Après son atterrissage sur la côte ouest de Demerara, le pipeline continuerait sur environ 25 kilomètres jusqu’à l’usine de LGN au Pays de Galles, en Cisjordanie de Demerara. Dans le budget national de l’année dernière, le projet a reçu une allocation de 43,3 milliards de dollars, en plus des 24,6 milliards de dollars injectés dans le démarrage du projet de transformation, pour la construction de l’usine de LGN et de la centrale électrique à cycle combiné de 300 mégawatts (MW) à Pays de Galles, WBD.
Cette année, un montant énorme de 80 milliards de dollars a été budgétisé pour faire avancer ce projet et ses infrastructures associées, y compris la modernisation du transport et de la distribution pour l’approvisionnement en électricité. En janvier de cette année, l’installation de déchargement maritime était achevée et 26 kilomètres (km) de pipelines terrestres avaient été installés. Une fois achevé, le projet permettra aux Guyanais de bénéficier d’une réduction de 50 pour cent de leurs coûts d’électricité.

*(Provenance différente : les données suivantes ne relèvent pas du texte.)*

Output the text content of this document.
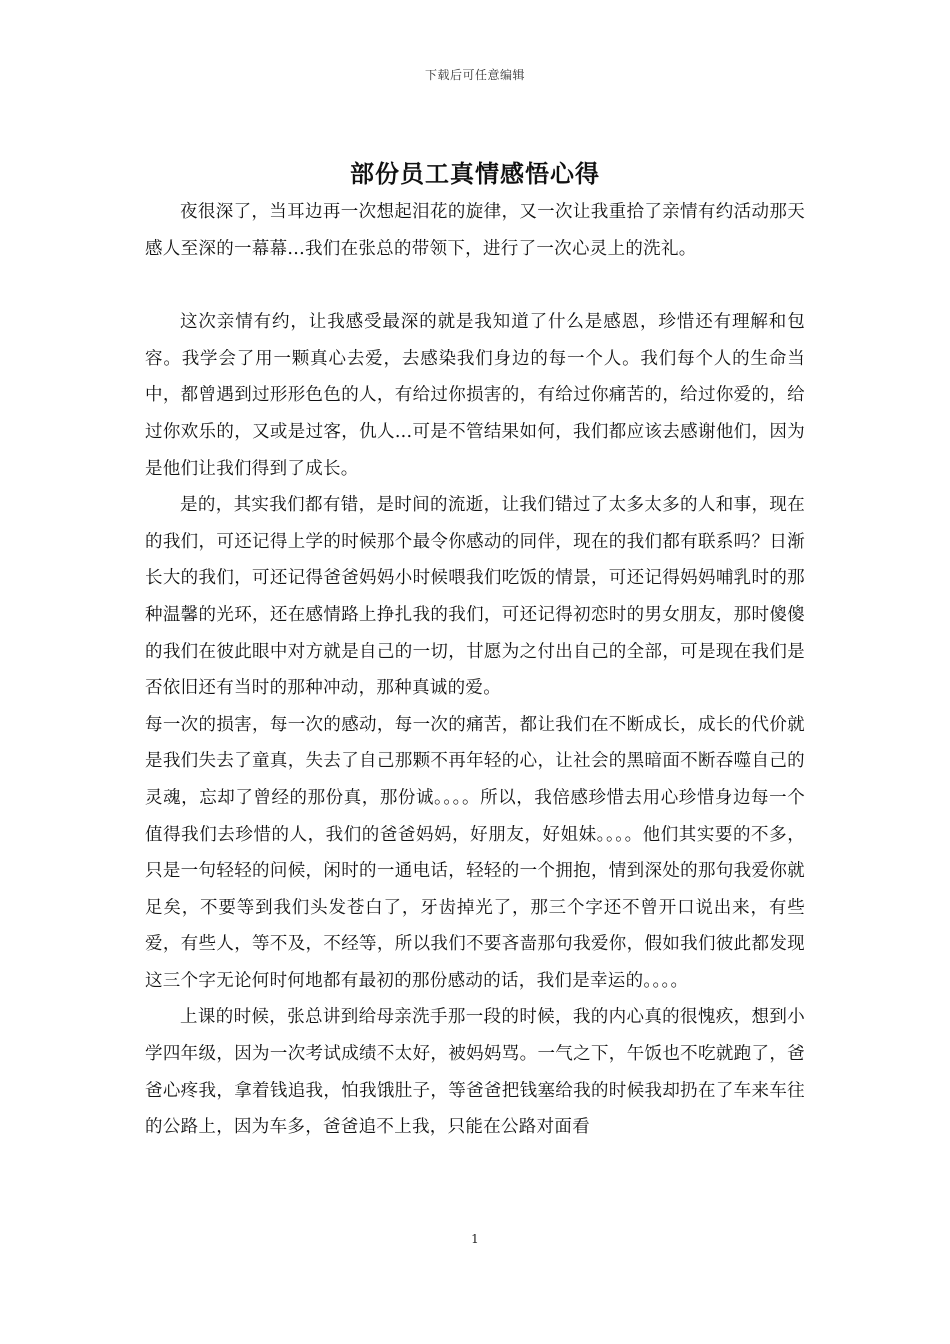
下载后可任意编辑
部份员工真情感悟心得

夜很深了，当耳边再一次想起泪花的旋律，又一次让我重拾了亲情有约活动那天感人至深的一幕幕...我们在张总的带领下，进行了一次心灵上的洗礼。

这次亲情有约，让我感受最深的就是我知道了什么是感恩，珍惜还有理解和包容。我学会了用一颗真心去爱，去感染我们身边的每一个人。我们每个人的生命当中，都曾遇到过形形色色的人，有给过你损害的，有给过你痛苦的，给过你爱的，给过你欢乐的，又或是过客，仇人...可是不管结果如何，我们都应该去感谢他们，因为是他们让我们得到了成长。

是的，其实我们都有错，是时间的流逝，让我们错过了太多太多的人和事，现在的我们，可还记得上学的时候那个最令你感动的同伴，现在的我们都有联系吗？日渐长大的我们，可还记得爸爸妈妈小时候喂我们吃饭的情景，可还记得妈妈哺乳时的那种温馨的光环，还在感情路上挣扎我的我们，可还记得初恋时的男女朋友，那时傻傻的我们在彼此眼中对方就是自己的一切，甘愿为之付出自己的全部，可是现在我们是否依旧还有当时的那种冲动，那种真诚的爱。

每一次的损害，每一次的感动，每一次的痛苦，都让我们在不断成长，成长的代价就是我们失去了童真，失去了自己那颗不再年轻的心，让社会的黑暗面不断吞噬自己的灵魂，忘却了曾经的那份真，那份诚。。。。所以，我倍感珍惜去用心珍惜身边每一个值得我们去珍惜的人，我们的爸爸妈妈，好朋友，好姐妹。。。。他们其实要的不多，只是一句轻轻的问候，闲时的一通电话，轻轻的一个拥抱，情到深处的那句我爱你就足矣，不要等到我们头发苍白了，牙齿掉光了，那三个字还不曾开口说出来，有些爱，有些人，等不及，不经等，所以我们不要吝啬那句我爱你，假如我们彼此都发现这三个字无论何时何地都有最初的那份感动的话，我们是幸运的。。。。

上课的时候，张总讲到给母亲洗手那一段的时候，我的内心真的很愧疚，想到小学四年级，因为一次考试成绩不太好，被妈妈骂。一气之下，午饭也不吃就跑了，爸爸心疼我，拿着钱追我，怕我饿肚子，等爸爸把钱塞给我的时候我却扔在了车来车往的公路上，因为车多，爸爸追不上我，只能在公路对面看

1
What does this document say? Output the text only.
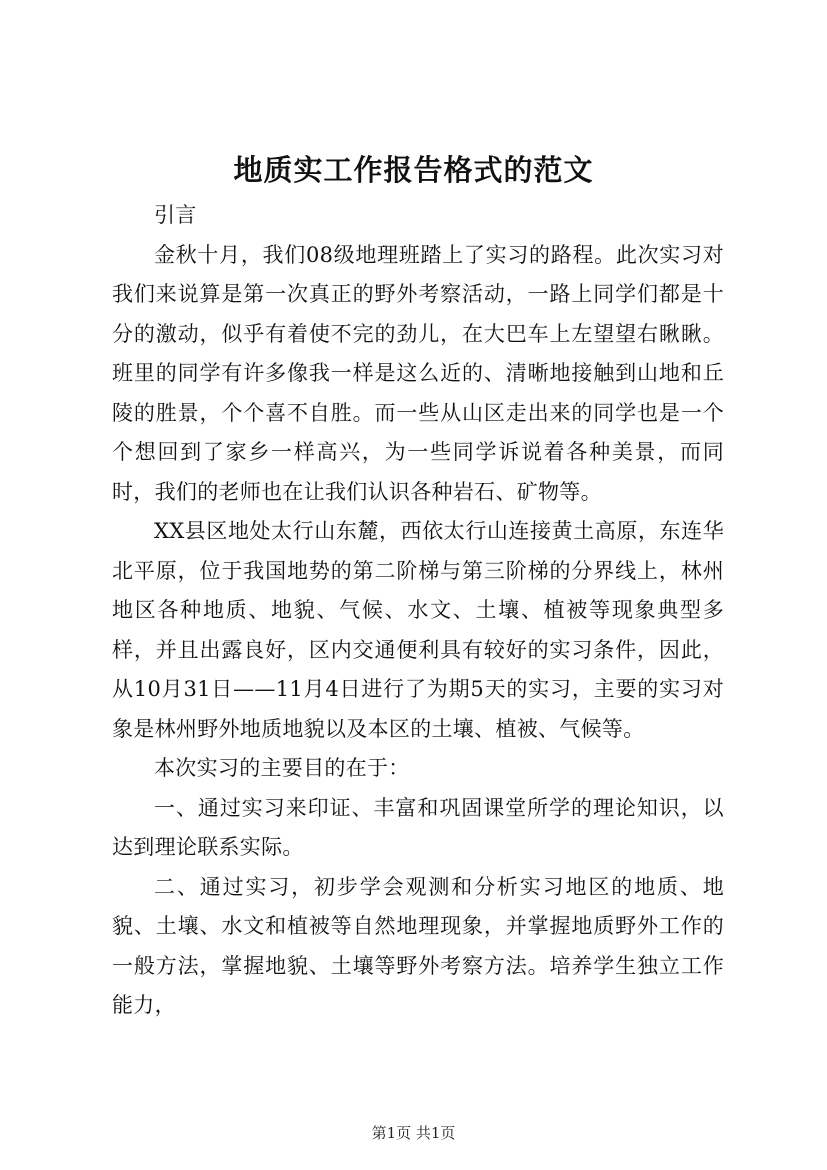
地质实工作报告格式的范文

引言

金秋十月，我们08级地理班踏上了实习的路程。此次实习对我们来说算是第一次真正的野外考察活动，一路上同学们都是十分的激动，似乎有着使不完的劲儿，在大巴车上左望望右瞅瞅。班里的同学有许多像我一样是这么近的、清晰地接触到山地和丘陵的胜景，个个喜不自胜。而一些从山区走出来的同学也是一个个想回到了家乡一样高兴，为一些同学诉说着各种美景，而同时，我们的老师也在让我们认识各种岩石、矿物等。

XX县区地处太行山东麓，西依太行山连接黄土高原，东连华北平原，位于我国地势的第二阶梯与第三阶梯的分界线上，林州地区各种地质、地貌、气候、水文、土壤、植被等现象典型多样，并且出露良好，区内交通便利具有较好的实习条件，因此，从10月31日——11月4日进行了为期5天的实习，主要的实习对象是林州野外地质地貌以及本区的土壤、植被、气候等。

本次实习的主要目的在于：

一、通过实习来印证、丰富和巩固课堂所学的理论知识，以达到理论联系实际。

二、通过实习，初步学会观测和分析实习地区的地质、地貌、土壤、水文和植被等自然地理现象，并掌握地质野外工作的一般方法，掌握地貌、土壤等野外考察方法。培养学生独立工作能力，

第1页 共1页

Pendant ce temps, l’AFHP de 165 mégawatts était l’initiative phare de la stratégie de développement à faible émission de carbone (LCDS) élaborée par Bharrat Jagdeo. Selon l’appel d’offres réédité, le projet, selon le modèle BOOT, intégrera et étendra la capacité du réseau national de Guyana Power and Light pour inclure Linden, région 10 (Upper Demerara-Upper Berbice).
Jusqu’à présent, les noms de quatre entreprises sont tombés dans le domaine public pour avoir soumis des propositions. Il s’agit de Rialma SA (Grupo Rialma) du Brésil, Lindsayca CH4 Guyana Inc, China International Water & Elec. Corp, et un groupe composé d’OEC, de GE Vernova et de l’australien Worley.